Reps from the BPCA offered a lengthy recap and update to their plans for the flood barrier at Community Board 1’s Waterfront, Parks, and Resiliency Committee meeting on June 20. The barrier would connect to the waterfront resiliency structure protecting the Museum of Jewish Heritage to Battery Park. According to the BPCA, the 1,100-foot resiliency barrier would be deployed as a storm closed in by slotting segments of the wall onto columns along the inland edge of Wagner Park.
A major part of the plan — and one that has sparked considerable controversy — involves the redesign of the Wagner Park pavilion, which is to be incorporated into the storm wall. But reps from the firm leading the pavilion redesign, Perkins Eastman, said they’ve taken the criticism into consideration in their evolving designs.
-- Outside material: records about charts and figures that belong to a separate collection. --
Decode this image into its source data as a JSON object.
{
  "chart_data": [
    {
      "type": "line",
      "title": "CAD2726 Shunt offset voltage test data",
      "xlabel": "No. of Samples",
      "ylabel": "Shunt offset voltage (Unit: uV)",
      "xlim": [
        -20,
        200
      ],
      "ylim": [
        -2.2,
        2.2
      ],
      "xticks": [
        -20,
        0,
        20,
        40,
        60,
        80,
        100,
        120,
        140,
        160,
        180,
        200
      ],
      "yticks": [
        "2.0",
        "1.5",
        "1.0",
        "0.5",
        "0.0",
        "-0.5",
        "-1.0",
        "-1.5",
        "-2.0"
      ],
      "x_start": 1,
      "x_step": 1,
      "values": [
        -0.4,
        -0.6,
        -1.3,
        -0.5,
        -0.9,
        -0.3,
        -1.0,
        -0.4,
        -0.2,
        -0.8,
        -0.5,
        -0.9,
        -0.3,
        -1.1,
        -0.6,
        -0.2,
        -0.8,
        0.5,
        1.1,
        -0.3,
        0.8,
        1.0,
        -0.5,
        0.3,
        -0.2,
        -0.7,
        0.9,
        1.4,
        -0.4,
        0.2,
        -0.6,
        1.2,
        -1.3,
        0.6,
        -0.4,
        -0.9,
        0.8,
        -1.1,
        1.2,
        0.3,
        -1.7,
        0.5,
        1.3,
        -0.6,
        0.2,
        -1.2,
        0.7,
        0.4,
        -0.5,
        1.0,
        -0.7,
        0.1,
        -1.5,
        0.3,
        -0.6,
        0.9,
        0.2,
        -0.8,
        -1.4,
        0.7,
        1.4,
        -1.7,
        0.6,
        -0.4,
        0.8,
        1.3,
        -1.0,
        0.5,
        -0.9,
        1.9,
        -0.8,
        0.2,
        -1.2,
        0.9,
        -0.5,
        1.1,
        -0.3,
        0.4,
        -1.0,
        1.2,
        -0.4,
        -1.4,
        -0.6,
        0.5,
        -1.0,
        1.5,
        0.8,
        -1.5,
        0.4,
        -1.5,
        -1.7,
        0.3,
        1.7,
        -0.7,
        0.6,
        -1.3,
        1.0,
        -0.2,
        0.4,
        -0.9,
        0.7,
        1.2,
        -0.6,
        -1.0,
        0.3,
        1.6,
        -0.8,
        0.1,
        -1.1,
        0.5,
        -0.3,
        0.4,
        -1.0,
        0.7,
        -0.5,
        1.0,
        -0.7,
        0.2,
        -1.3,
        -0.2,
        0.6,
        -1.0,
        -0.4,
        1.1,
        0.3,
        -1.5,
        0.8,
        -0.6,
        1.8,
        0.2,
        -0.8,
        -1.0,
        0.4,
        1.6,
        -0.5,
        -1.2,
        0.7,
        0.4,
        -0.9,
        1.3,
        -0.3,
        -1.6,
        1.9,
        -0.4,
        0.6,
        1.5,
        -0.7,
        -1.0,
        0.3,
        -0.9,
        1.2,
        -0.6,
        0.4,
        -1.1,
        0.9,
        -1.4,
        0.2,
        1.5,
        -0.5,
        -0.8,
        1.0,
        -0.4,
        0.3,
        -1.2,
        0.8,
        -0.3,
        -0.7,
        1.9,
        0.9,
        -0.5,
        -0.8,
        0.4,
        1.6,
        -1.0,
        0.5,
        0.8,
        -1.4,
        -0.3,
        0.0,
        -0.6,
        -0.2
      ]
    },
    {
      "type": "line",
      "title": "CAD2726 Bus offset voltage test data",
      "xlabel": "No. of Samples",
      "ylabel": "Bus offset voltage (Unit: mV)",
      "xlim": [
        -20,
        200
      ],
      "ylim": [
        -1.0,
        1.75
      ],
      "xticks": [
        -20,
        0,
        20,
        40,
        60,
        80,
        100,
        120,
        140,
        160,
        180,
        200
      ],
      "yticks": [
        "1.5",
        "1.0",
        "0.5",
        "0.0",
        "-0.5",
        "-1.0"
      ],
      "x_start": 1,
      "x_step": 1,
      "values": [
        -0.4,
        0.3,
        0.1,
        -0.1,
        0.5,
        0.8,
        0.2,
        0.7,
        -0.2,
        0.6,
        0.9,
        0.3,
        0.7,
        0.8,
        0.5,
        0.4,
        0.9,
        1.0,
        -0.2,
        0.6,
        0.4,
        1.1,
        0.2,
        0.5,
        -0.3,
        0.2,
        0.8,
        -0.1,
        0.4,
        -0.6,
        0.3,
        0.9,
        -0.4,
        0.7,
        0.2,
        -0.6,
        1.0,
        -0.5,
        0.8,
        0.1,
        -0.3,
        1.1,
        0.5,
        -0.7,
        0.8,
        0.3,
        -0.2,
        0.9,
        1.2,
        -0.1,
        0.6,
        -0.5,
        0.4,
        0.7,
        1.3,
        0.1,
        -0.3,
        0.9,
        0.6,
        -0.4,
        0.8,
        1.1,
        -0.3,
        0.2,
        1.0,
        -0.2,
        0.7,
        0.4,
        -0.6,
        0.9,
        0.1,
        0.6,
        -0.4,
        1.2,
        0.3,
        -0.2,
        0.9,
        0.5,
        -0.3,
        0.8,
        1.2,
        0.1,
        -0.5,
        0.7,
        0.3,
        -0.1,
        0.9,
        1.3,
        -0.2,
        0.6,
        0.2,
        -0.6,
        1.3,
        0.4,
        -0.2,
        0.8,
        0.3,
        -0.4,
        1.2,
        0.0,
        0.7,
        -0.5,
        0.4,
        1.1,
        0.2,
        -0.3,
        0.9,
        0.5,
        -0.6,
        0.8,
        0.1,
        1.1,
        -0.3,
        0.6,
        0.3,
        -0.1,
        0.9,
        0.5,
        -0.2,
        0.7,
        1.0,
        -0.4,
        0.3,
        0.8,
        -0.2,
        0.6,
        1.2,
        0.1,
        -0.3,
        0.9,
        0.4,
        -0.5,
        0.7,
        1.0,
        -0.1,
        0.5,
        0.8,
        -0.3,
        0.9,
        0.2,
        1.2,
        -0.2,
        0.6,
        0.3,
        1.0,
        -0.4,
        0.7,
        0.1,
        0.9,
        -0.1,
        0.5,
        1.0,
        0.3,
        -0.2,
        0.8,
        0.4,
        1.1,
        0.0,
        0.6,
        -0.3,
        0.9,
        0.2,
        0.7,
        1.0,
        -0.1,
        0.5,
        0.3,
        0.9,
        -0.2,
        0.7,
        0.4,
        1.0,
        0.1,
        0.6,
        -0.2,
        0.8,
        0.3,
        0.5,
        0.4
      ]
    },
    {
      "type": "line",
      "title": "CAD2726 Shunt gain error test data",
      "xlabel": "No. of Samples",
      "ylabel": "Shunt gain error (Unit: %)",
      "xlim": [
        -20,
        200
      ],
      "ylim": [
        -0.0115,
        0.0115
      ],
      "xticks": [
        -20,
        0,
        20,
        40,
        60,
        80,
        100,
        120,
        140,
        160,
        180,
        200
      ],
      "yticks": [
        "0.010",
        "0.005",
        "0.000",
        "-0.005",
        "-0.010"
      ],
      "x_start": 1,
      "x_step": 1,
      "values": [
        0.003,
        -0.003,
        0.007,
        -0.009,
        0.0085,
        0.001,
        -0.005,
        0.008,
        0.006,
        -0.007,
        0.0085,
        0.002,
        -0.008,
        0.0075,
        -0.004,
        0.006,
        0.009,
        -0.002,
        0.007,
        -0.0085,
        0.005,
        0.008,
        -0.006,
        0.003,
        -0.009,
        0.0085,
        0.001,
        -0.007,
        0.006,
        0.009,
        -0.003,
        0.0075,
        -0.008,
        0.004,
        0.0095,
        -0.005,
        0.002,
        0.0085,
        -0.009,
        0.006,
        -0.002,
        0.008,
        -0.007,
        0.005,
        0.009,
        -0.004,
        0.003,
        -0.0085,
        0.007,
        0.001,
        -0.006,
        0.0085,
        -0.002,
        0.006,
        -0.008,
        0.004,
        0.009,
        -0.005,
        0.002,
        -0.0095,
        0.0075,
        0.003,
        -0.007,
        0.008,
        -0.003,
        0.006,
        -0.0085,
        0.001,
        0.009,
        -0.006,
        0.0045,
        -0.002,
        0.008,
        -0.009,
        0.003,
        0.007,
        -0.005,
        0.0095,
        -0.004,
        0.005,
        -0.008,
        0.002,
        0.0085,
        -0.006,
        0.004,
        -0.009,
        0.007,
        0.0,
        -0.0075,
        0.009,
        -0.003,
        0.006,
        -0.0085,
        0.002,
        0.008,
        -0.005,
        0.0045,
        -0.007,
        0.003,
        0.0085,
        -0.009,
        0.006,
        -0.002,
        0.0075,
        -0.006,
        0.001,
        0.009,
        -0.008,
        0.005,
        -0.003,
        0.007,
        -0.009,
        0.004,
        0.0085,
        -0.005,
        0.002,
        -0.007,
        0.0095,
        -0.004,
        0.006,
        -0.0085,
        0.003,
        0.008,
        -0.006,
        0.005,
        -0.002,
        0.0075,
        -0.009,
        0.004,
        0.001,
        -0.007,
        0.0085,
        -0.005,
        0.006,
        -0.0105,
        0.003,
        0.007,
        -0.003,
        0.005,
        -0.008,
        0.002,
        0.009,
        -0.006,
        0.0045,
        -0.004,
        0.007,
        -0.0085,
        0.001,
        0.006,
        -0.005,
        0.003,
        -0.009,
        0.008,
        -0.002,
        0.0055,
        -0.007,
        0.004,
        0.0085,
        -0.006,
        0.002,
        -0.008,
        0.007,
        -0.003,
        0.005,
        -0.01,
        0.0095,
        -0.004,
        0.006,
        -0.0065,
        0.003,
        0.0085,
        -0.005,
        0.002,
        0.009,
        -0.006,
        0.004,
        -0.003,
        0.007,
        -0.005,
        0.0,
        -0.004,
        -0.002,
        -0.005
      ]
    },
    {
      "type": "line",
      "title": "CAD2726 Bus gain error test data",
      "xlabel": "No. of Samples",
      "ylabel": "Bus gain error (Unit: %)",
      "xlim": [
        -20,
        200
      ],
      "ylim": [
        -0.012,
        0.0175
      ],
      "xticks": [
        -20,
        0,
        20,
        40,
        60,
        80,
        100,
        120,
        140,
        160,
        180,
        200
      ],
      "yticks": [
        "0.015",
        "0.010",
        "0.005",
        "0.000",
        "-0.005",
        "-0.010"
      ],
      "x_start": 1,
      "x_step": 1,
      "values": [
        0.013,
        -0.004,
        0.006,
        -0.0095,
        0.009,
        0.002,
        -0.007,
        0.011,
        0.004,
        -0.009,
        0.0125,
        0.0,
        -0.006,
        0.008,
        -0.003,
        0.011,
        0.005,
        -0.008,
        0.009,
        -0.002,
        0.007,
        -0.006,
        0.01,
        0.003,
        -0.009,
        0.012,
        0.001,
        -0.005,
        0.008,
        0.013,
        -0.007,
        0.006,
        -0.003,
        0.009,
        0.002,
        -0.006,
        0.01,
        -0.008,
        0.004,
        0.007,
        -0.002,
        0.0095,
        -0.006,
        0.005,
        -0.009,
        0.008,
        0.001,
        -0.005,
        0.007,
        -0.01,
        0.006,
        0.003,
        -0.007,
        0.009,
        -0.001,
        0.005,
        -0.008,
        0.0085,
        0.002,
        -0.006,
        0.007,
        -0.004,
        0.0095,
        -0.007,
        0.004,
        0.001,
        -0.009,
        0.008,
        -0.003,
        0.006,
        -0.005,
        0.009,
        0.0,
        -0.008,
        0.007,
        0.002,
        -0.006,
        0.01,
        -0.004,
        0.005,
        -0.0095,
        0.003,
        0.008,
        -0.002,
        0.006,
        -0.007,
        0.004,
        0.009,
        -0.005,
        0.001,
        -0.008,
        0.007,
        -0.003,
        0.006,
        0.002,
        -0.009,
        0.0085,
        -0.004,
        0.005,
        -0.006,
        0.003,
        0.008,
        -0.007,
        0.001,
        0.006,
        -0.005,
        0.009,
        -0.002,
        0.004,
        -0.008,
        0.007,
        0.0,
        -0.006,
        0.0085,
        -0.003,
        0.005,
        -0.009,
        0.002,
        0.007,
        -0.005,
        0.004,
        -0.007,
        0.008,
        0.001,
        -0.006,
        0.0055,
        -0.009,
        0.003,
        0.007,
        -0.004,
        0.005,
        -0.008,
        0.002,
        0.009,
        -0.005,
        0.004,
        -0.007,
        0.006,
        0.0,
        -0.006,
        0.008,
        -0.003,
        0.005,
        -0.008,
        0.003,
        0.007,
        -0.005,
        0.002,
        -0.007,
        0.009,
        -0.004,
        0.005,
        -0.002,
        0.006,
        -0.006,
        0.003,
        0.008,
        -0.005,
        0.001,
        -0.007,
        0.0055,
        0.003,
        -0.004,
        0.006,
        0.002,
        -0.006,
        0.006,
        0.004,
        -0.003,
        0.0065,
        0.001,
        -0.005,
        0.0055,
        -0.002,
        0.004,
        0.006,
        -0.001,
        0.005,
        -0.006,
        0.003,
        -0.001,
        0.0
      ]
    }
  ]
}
“We took the criticism of ‘we’re making too big a building,’ and we reduced its size, lowered it, to try to make it more suitable,” said Stanton Eckstut, founding principal for Perkins Eastman. “All of us want to make a more beautiful, more human-scale building. At the same time, we’re trying to balance it with getting and building good operations to fill all the different uses.”
In the latest design, the new structure would increase the ground-floor restaurant space to 5,000 square feet — up from the existing 3,450 square feet — and fill in the existing archway to create a continuous flood barrier. The new design also calls for 1,200 more square feet of restaurant space on the second floor.
While the pavilion will see more restaurant space, the redesign fits within the current structure’s footprint and does not change the number of public bathrooms.
In the area around the pavilion, the BPCA’s updated design creates 2,800 more square feet of the park’s ornamental gardens and 5,100 more square feet of lawn space by reducing the amount of paved areas.
The committee members said they felt the BPCA and Perkins Eastman had heard their earlier feedback, but still offered points of critique.
“You’re focusing on this restaurant a lot … but the issue really is this flood protection from Pier A plaza and how it goes out from there,” said committee member Laura Starr, suggesting they put the restaurant redesign on the backburner. “Until you solve for that, you don’t have a solution that’s protecting Battery Park City, and you don’t have a solution that’s protecting the other parts of this area.”
Committee member Bob Townley also pointed out that the BPCA should contact the Hudson River Park for a particular vulnerability he observed during Sandy. While the authority noted Stuyvesant High School as a vulnerable point, Townley said the waterfront along Hudson River Park from Harrison to Chambers streets was an entry point for a lot of water during the 2012 superstorm, causing flooding further south.
The BPCA reps noted the designs are not final and still open to changes.